SF: Following from Joan’s last sentence, I just want to say that I regard her book as one that does more than provide only a diagnosis (even though, of course, this is already a very important task and achievement). The way she demolishes with such historical accuracy and theoretical acumen the myth of secularism as women’s best friend is very important for the development and strengthening of our anti-racist vocabulary and politics. Hence, I see her theoretical tools doing what I personally think theory should do: enable our politics to struggle against the forms of domination and exploitation that foster inequality.

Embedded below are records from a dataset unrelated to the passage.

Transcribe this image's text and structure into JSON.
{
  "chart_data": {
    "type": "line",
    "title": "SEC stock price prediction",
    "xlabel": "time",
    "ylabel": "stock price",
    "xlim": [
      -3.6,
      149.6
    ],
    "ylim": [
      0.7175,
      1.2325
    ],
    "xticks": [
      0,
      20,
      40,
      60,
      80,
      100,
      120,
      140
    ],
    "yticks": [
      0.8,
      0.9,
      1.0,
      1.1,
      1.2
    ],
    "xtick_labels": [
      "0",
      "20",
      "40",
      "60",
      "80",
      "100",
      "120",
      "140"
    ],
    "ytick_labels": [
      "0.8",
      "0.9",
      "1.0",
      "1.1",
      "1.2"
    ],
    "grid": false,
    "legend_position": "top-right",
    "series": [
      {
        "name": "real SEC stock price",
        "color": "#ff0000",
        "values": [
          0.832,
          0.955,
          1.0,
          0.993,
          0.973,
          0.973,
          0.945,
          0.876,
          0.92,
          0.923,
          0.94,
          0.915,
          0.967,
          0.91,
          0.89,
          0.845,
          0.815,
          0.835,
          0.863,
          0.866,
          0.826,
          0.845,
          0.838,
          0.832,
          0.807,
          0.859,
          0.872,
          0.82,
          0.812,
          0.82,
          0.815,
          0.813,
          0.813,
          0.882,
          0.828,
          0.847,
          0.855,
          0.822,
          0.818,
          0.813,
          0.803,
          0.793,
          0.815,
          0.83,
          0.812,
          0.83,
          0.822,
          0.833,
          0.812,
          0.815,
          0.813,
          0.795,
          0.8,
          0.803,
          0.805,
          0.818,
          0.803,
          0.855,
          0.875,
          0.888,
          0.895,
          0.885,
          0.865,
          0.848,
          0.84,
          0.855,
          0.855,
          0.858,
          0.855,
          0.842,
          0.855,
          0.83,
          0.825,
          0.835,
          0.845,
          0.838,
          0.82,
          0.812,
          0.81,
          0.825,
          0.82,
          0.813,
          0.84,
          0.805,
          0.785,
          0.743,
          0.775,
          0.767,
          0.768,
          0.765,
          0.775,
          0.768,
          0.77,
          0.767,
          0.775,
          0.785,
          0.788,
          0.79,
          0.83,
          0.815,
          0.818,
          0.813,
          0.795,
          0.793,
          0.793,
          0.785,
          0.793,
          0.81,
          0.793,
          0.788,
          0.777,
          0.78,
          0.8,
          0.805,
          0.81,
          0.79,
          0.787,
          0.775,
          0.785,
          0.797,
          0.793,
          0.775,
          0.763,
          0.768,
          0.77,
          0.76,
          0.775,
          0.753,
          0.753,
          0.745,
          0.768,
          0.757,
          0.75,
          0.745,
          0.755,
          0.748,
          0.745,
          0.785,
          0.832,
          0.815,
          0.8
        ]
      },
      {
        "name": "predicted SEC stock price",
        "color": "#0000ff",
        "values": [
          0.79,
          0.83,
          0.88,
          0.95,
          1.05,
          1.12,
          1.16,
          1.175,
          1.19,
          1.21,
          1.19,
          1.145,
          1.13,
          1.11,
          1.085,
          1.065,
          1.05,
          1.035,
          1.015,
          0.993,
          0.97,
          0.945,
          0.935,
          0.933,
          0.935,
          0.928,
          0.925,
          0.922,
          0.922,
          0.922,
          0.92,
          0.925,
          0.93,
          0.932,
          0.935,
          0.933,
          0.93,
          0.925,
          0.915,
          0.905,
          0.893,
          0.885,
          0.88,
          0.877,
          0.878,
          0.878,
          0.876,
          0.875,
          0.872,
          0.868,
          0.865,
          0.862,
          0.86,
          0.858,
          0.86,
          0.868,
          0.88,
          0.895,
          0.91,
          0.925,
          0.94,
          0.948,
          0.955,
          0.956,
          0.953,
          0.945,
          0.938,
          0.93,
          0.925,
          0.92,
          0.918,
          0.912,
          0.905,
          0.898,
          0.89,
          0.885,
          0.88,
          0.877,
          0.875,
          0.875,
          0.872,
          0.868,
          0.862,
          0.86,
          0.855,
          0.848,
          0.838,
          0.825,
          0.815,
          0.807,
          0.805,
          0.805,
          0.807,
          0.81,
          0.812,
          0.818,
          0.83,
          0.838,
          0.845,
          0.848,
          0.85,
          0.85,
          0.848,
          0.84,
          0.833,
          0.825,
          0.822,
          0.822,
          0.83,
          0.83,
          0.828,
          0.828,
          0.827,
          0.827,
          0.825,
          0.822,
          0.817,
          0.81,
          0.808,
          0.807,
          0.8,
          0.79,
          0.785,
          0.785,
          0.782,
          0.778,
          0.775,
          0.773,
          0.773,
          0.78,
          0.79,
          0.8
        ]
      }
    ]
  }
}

In my own book I try to do that too. By highlighting the strategic role migrant and Muslim women play in the care and domestic sector—and hence pointing to one important reason why nationalists and neoliberals might want to “rescue” them—my aim is not only to show the materiality of such a racist ideology as femonationalism, but also to provoke a debate on how we can reorganize social reproduction. Second wave feminists’ focus upon economic equality and the entrance of women en masse in the labor market since the 1970s have been very important. Women, rightly, didn’t want to be housewives any longer and be confined at home. (Here I am referring mainly to the European context, as I know that in the United States the situation was different, since Black women have always worked outside the household.) Yet, the dominance of liberal feminism has also led to the almost exclusive focus on women’s participation in production outside the household, with the consequence of disregarding social reproduction. But the latter has not disappeared; instead it has been either outsourced to migrant and ethnic minority women or it has continued to be done by now “doubly burdened” working women.
In my book I make an explicit invitation to rethink this idea of emancipation as centered upon participation in the (exploitative) labor market and to reconsider the ways in which the commodification of social reproduction has led both to the preservation of gender roles and to their racialization. In other words, I am arguing that we don’t need women to “lean in” in the workplace—which is an entirely individualist and neoliberal strategy and really applies only to a minority of women. We need to demand collectively proper maternity leave policies, free and public childcare and elder care, and proper wages for care and domestic workers. These are some of the demands that inform the political imaginaries and alliances I have in mind.